For many, perhaps most, those reports will forever tarnish Fernandez’s otherwise magnificent résumé. They may still remember the great things he did and the hope he provided, but those blessings will be interpreted in light of the cocaine and alcohol used around the time of his death. But is that the right approach? Should being high and drunk at the time of the crash somehow make his death any more or less tragic?
As Miami Herald columnist and ESPN radio host Dan LeBatard noted, “There is something soothing in being able to blame him for this because not being able to blame something for this is just to have life be unspeakably cruel.” He would go on to note that “you can grieve a maximum level of grieving and also be disappointed in him and it doesn’t change the grief. The grief is already at the maximum level.”

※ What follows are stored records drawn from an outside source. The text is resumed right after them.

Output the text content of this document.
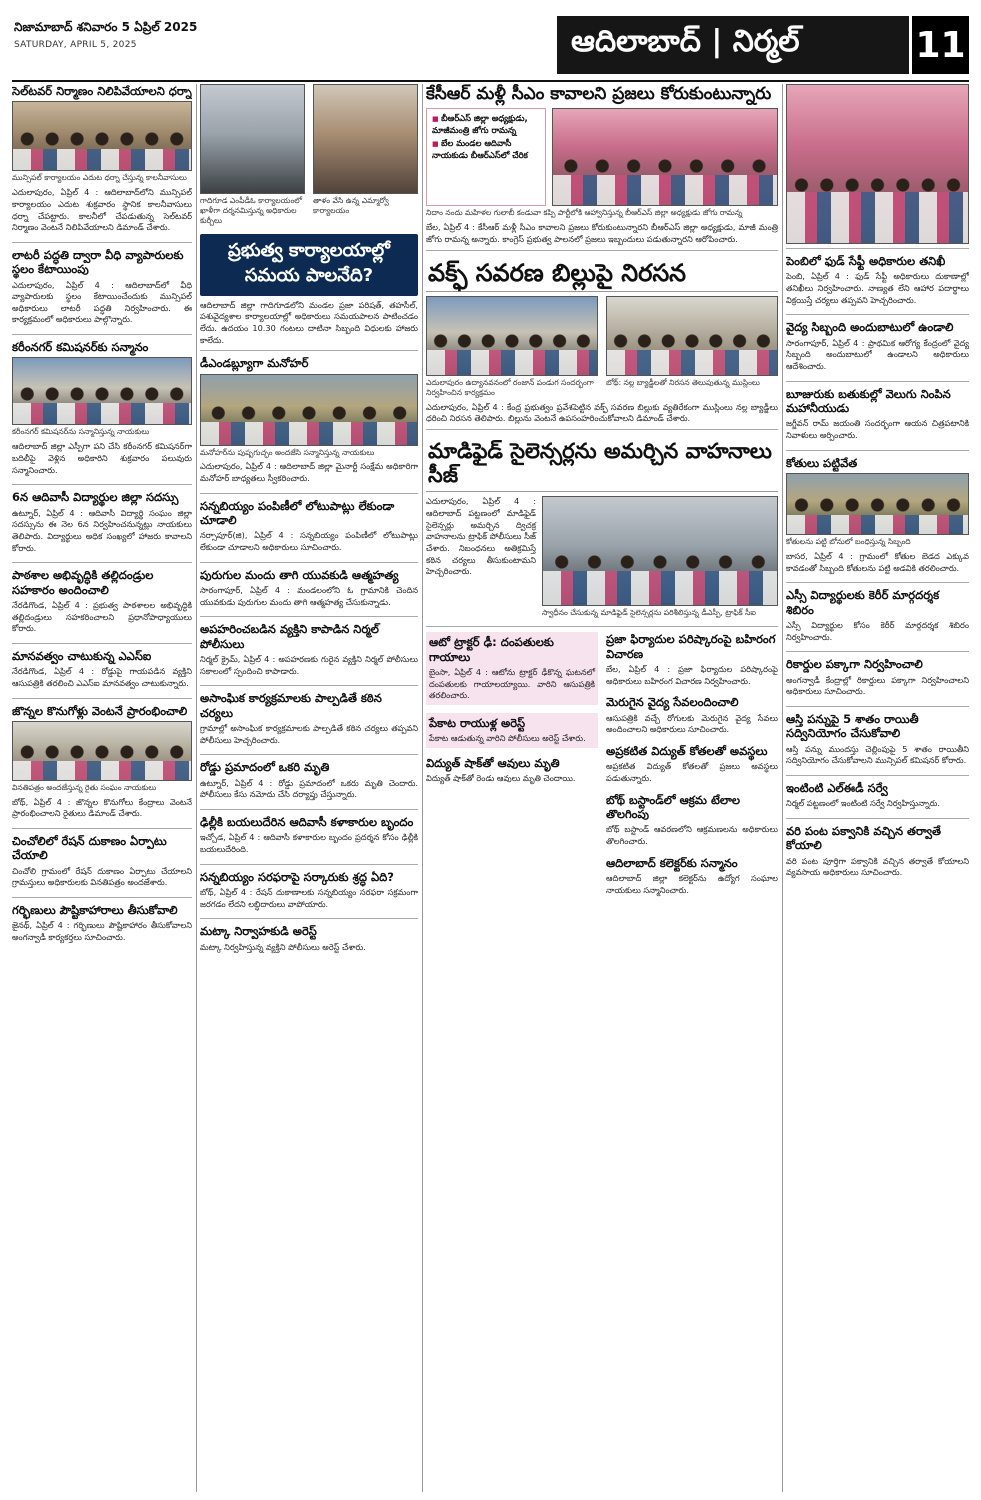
నిజామాబాద్ శనివారం 5 ఏప్రిల్ 2025
SATURDAY, APRIL 5, 2025	ఆదిలాబాద్ | నిర్మల్	11
సెల్‌టవర్ నిర్మాణం నిలిపివేయాలని ధర్నా
మున్సిపల్ కార్యాలయం ఎదుట ధర్నా చేస్తున్న కాలనీవాసులు
ఎదులాపురం, ఏప్రిల్ 4 : ఆదిలాబాద్‌లోని మున్సిపల్ కార్యాలయం ఎదుట శుక్రవారం స్థానిక కాలనీవాసులు ధర్నా చేపట్టారు. కాలనీలో చేపడుతున్న సెల్‌టవర్ నిర్మాణం వెంటనే నిలిపివేయాలని డిమాండ్ చేశారు.
లాటరీ పద్ధతి ద్వారా వీధి వ్యాపారులకు స్థలం కేటాయింపు
ఎదులాపురం, ఏప్రిల్ 4 : ఆదిలాబాద్‌లో వీధి వ్యాపారులకు స్థలం కేటాయించేందుకు మున్సిపల్ అధికారులు లాటరీ పద్ధతి నిర్వహించారు. ఈ కార్యక్రమంలో అధికారులు పాల్గొన్నారు.
కరీంనగర్ కమిషనర్‌కు సన్మానం
కరీంనగర్ కమిషనర్‌ను సన్మానిస్తున్న నాయకులు
ఆదిలాబాద్ జిల్లా ఎస్పీగా పని చేసి కరీంనగర్ కమిషనర్‌గా బదిలీపై వెళ్లిన అధికారిని శుక్రవారం పలువురు సన్మానించారు.
6న ఆదివాసీ విద్యార్థుల జిల్లా సదస్సు
ఉట్నూర్, ఏప్రిల్ 4 : ఆదివాసీ విద్యార్థి సంఘం జిల్లా సదస్సును ఈ నెల 6న నిర్వహించనున్నట్లు నాయకులు తెలిపారు. విద్యార్థులు అధిక సంఖ్యలో హాజరు కావాలని కోరారు.
పాఠశాల అభివృద్ధికి తల్లిదండ్రుల సహకారం అందించాలి
నేరడిగొండ, ఏప్రిల్ 4 : ప్రభుత్వ పాఠశాలల అభివృద్ధికి తల్లిదండ్రులు సహకరించాలని ప్రధానోపాధ్యాయులు కోరారు.
మానవత్వం చాటుకున్న ఎఎస్ఐ
నేరడిగొండ, ఏప్రిల్ 4 : రోడ్డుపై గాయపడిన వ్యక్తిని ఆసుపత్రికి తరలించి ఎఎస్ఐ మానవత్వం చాటుకున్నారు.
జొన్నల కొనుగోళ్లు వెంటనే ప్రారంభించాలి
వినతిపత్రం అందజేస్తున్న రైతు సంఘం నాయకులు
బోథ్, ఏప్రిల్ 4 : జొన్నల కొనుగోలు కేంద్రాలు వెంటనే ప్రారంభించాలని రైతులు డిమాండ్ చేశారు.
చించోలిలో రేషన్ దుకాణం ఏర్పాటు చేయాలి
చించోలి గ్రామంలో రేషన్ దుకాణం ఏర్పాటు చేయాలని గ్రామస్తులు అధికారులకు వినతిపత్రం అందజేశారు.
గర్భిణులు పౌష్టికాహారాలు తీసుకోవాలి
జైనథ్, ఏప్రిల్ 4 : గర్భిణులు పౌష్టికాహారం తీసుకోవాలని అంగన్వాడీ కార్యకర్తలు సూచించారు.
గాదిగూడ ఎంపీడీఓ కార్యాలయంలో ఖాళీగా దర్శనమిస్తున్న అధికారుల కుర్చీలు
తాళం వేసి ఉన్న ఎమ్మార్వో కార్యాలయం
ప్రభుత్వ కార్యాలయాల్లో సమయ పాలనేది?
ఆదిలాబాద్ జిల్లా గాదిగూడలోని మండల ప్రజా పరిషత్, తహసీల్, పశువైద్యశాల కార్యాలయాల్లో అధికారులు సమయపాలన పాటించడం లేదు. ఉదయం 10.30 గంటలు దాటినా సిబ్బంది విధులకు హాజరు కాలేదు.
డీఎండబ్ల్యూగా మనోహర్
మనోహర్‌ను పుష్పగుచ్ఛం అందజేసి సన్మానిస్తున్న నాయకులు
ఎదులాపురం, ఏప్రిల్ 4 : ఆదిలాబాద్ జిల్లా మైనార్టీ సంక్షేమ అధికారిగా మనోహర్ బాధ్యతలు స్వీకరించారు.
సన్నబియ్యం పంపిణీలో లోటుపాట్లు లేకుండా చూడాలి
నర్సాపూర్(జి), ఏప్రిల్ 4 : సన్నబియ్యం పంపిణీలో లోటుపాట్లు లేకుండా చూడాలని అధికారులు సూచించారు.
పురుగుల మందు తాగి యువకుడి ఆత్మహత్య
సారంగాపూర్, ఏప్రిల్ 4 : మండలంలోని ఓ గ్రామానికి చెందిన యువకుడు పురుగుల మందు తాగి ఆత్మహత్య చేసుకున్నాడు.
అపహరించబడిన వ్యక్తిని కాపాడిన నిర్మల్ పోలీసులు
నిర్మల్ క్రైమ్, ఏప్రిల్ 4 : అపహరణకు గురైన వ్యక్తిని నిర్మల్ పోలీసులు సకాలంలో స్పందించి కాపాడారు.
అసాంఘిక కార్యక్రమాలకు పాల్పడితే కఠిన చర్యలు
గ్రామాల్లో అసాంఘిక కార్యక్రమాలకు పాల్పడితే కఠిన చర్యలు తప్పవని పోలీసులు హెచ్చరించారు.
రోడ్డు ప్రమాదంలో ఒకరి మృతి
ఉట్నూర్, ఏప్రిల్ 4 : రోడ్డు ప్రమాదంలో ఒకరు మృతి చెందారు. పోలీసులు కేసు నమోదు చేసి దర్యాప్తు చేస్తున్నారు.
ఢిల్లీకి బయలుదేరిన ఆదివాసీ కళాకారుల బృందం
ఇచ్చోడ, ఏప్రిల్ 4 : ఆదివాసీ కళాకారుల బృందం ప్రదర్శన కోసం ఢిల్లీకి బయలుదేరింది.
సన్నబియ్యం సరఫరాపై సర్కారుకు శ్రద్ధ ఏది?
బోథ్, ఏప్రిల్ 4 : రేషన్ దుకాణాలకు సన్నబియ్యం సరఫరా సక్రమంగా జరగడం లేదని లబ్ధిదారులు వాపోయారు.
మట్కా నిర్వాహకుడి అరెస్ట్
మట్కా నిర్వహిస్తున్న వ్యక్తిని పోలీసులు అరెస్ట్ చేశారు.
కేసీఆర్ మళ్లీ సీఎం కావాలని ప్రజలు కోరుకుంటున్నారు
■ బీఆర్ఎస్ జిల్లా అధ్యక్షుడు, మాజీమంత్రి జోగు రామన్న
■ బేల మండల ఆదివాసీ నాయకుడు బీఆర్ఎస్‌లో చేరిక
నిదాం నందు మహిళల గులాబీ కండువా కప్పి పార్టీలోకి ఆహ్వానిస్తున్న బీఆర్ఎస్ జిల్లా అధ్యక్షుడు జోగు రామన్న
బేల, ఏప్రిల్ 4 : కేసీఆర్ మళ్లీ సీఎం కావాలని ప్రజలు కోరుకుంటున్నారని బీఆర్ఎస్ జిల్లా అధ్యక్షుడు, మాజీ మంత్రి జోగు రామన్న అన్నారు. కాంగ్రెస్ ప్రభుత్వ పాలనలో ప్రజలు ఇబ్బందులు పడుతున్నారని ఆరోపించారు.
వక్ఫ్ సవరణ బిల్లుపై నిరసన
ఎదులాపురం ఉద్యానవనంలో రంజాన్ పండుగ సందర్భంగా నిర్వహించిన కార్యక్రమం
బోథ్: నల్ల బ్యాడ్జీలతో నిరసన తెలుపుతున్న ముస్లింలు
ఎదులాపురం, ఏప్రిల్ 4 : కేంద్ర ప్రభుత్వం ప్రవేశపెట్టిన వక్ఫ్ సవరణ బిల్లుకు వ్యతిరేకంగా ముస్లింలు నల్ల బ్యాడ్జీలు ధరించి నిరసన తెలిపారు. బిల్లును వెంటనే ఉపసంహరించుకోవాలని డిమాండ్ చేశారు.
మాడిఫైడ్ సైలెన్సర్లను అమర్చిన వాహనాలు సీజ్
ఎదులాపురం, ఏప్రిల్ 4 : ఆదిలాబాద్ పట్టణంలో మాడిఫైడ్ సైలెన్సర్లు అమర్చిన ద్విచక్ర వాహనాలను ట్రాఫిక్ పోలీసులు సీజ్ చేశారు. నిబంధనలు అతిక్రమిస్తే కఠిన చర్యలు తీసుకుంటామని హెచ్చరించారు.
స్వాధీనం చేసుకున్న మాడిఫైడ్ సైలెన్సర్లను పరిశీలిస్తున్న డీఎస్పీ, ట్రాఫిక్ సీఐ
ఆటో ట్రాక్టర్ ఢీ: దంపతులకు గాయాలు
బైంసా, ఏప్రిల్ 4 : ఆటోను ట్రాక్టర్ ఢీకొన్న ఘటనలో దంపతులకు గాయాలయ్యాయి. వారిని ఆసుపత్రికి తరలించారు.
పేకాట రాయుళ్ల అరెస్ట్
పేకాట ఆడుతున్న వారిని పోలీసులు అరెస్ట్ చేశారు.
విద్యుత్ షాక్‌తో ఆవులు మృతి
విద్యుత్ షాక్‌తో రెండు ఆవులు మృతి చెందాయి.
ప్రజా ఫిర్యాదుల పరిష్కారంపై బహిరంగ విచారణ
బేల, ఏప్రిల్ 4 : ప్రజా ఫిర్యాదుల పరిష్కారంపై అధికారులు బహిరంగ విచారణ నిర్వహించారు.
మెరుగైన వైద్య సేవలందించాలి
ఆసుపత్రికి వచ్చే రోగులకు మెరుగైన వైద్య సేవలు అందించాలని అధికారులు సూచించారు.
అప్రకటిత విద్యుత్ కోతలతో అవస్థలు
అప్రకటిత విద్యుత్ కోతలతో ప్రజలు అవస్థలు పడుతున్నారు.
బోథ్ బస్టాండ్‌లో ఆక్రమ టేలాల తొలగింపు
బోథ్ బస్టాండ్ ఆవరణలోని ఆక్రమణలను అధికారులు తొలగించారు.
ఆదిలాబాద్ కలెక్టర్‌కు సన్మానం
ఆదిలాబాద్ జిల్లా కలెక్టర్‌ను ఉద్యోగ సంఘాల నాయకులు సన్మానించారు.
పెంబిలో ఫుడ్ సేఫ్టీ అధికారుల తనిఖీ
పెంబి, ఏప్రిల్ 4 : ఫుడ్ సేఫ్టీ అధికారులు దుకాణాల్లో తనిఖీలు నిర్వహించారు. నాణ్యత లేని ఆహార పదార్థాలు విక్రయిస్తే చర్యలు తప్పవని హెచ్చరించారు.
వైద్య సిబ్బంది అందుబాటులో ఉండాలి
సారంగాపూర్, ఏప్రిల్ 4 : ప్రాథమిక ఆరోగ్య కేంద్రంలో వైద్య సిబ్బంది అందుబాటులో ఉండాలని అధికారులు ఆదేశించారు.
బూజురుకు బతుకుల్లో వెలుగు నింపిన మహానీయుడు
జగ్జీవన్ రామ్ జయంతి సందర్భంగా ఆయన చిత్రపటానికి నివాళులు అర్పించారు.
కోతులు పట్టివేత
కోతులను పట్టి బోనులో బంధిస్తున్న సిబ్బంది
బాసర, ఏప్రిల్ 4 : గ్రామంలో కోతుల బెడద ఎక్కువ కావడంతో సిబ్బంది కోతులను పట్టి అడవికి తరలించారు.
ఎస్సీ విద్యార్థులకు కెరీర్ మార్గదర్శక శిబిరం
ఎస్సీ విద్యార్థుల కోసం కెరీర్ మార్గదర్శక శిబిరం నిర్వహించారు.
రికార్డుల పక్కాగా నిర్వహించాలి
అంగన్వాడీ కేంద్రాల్లో రికార్డులు పక్కాగా నిర్వహించాలని అధికారులు సూచించారు.
ఆస్తి పన్నుపై 5 శాతం రాయితీ సద్వినియోగం చేసుకోవాలి
ఆస్తి పన్ను ముందస్తు చెల్లింపుపై 5 శాతం రాయితీని సద్వినియోగం చేసుకోవాలని మున్సిపల్ కమిషనర్ కోరారు.
ఇంటింటి ఎల్‌ఈడీ సర్వే
నిర్మల్ పట్టణంలో ఇంటింటి సర్వే నిర్వహిస్తున్నారు.
వరి పంట పక్వానికి వచ్చిన తర్వాతే కోయాలి
వరి పంట పూర్తిగా పక్వానికి వచ్చిన తర్వాతే కోయాలని వ్యవసాయ అధికారులు సూచించారు.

Essentially, knowing why someone died doesn’t change the fact that they are dead. It can make it more comfortable for us and help us to make sense of the tragedy surrounding a person’s passing, but it accomplishes little to fundamentally alter the situation. Jose Fernandez is no more or less dead today than when his passing was first announced and met with unending talk of the amazing legacy he left behind.
For those who knew and loved him, he will forever remain the person they cherished. But for those who only have a passing knowledge of his career, perceptions of Fernandez are not as final. And even if it shouldn’t be that way, it is. As Christians whose kingdom purposes continue through the legacy we leave behind long after we have gone to be with our Lord, we would do well to remember that truth.
While it’s unlikely that our lives would make international news should you or I die tomorrow morning, each of us leaves a legacy that will impact how others see our God. Every choice we make adds to that legacy, for better or worse.
Scripture is clear that we should never make the mistake of thinking that our darkest sins will remain hidden from the light (Luke 12:2–3). That warning comes at the beginning of Christ’s teaching on the importance of living for God’s purposes rather than our own, even when it may seem expedient or beneficial to do otherwise. He contrasts such living with the hypocrisy of the Pharisees in order to demonstrate that it’s not enough to be holy in public if we are corrupt in private. The whole of our lives will determine how people see us and, by extension, the God we claim to serve. Death will do nothing to change that reality.
Who we are in life, for better or worse, will determine how people see us after death. So live today as the person you want to be remembered as tomorrow. This moment might be the last you get to alter that memory. Use it wisely.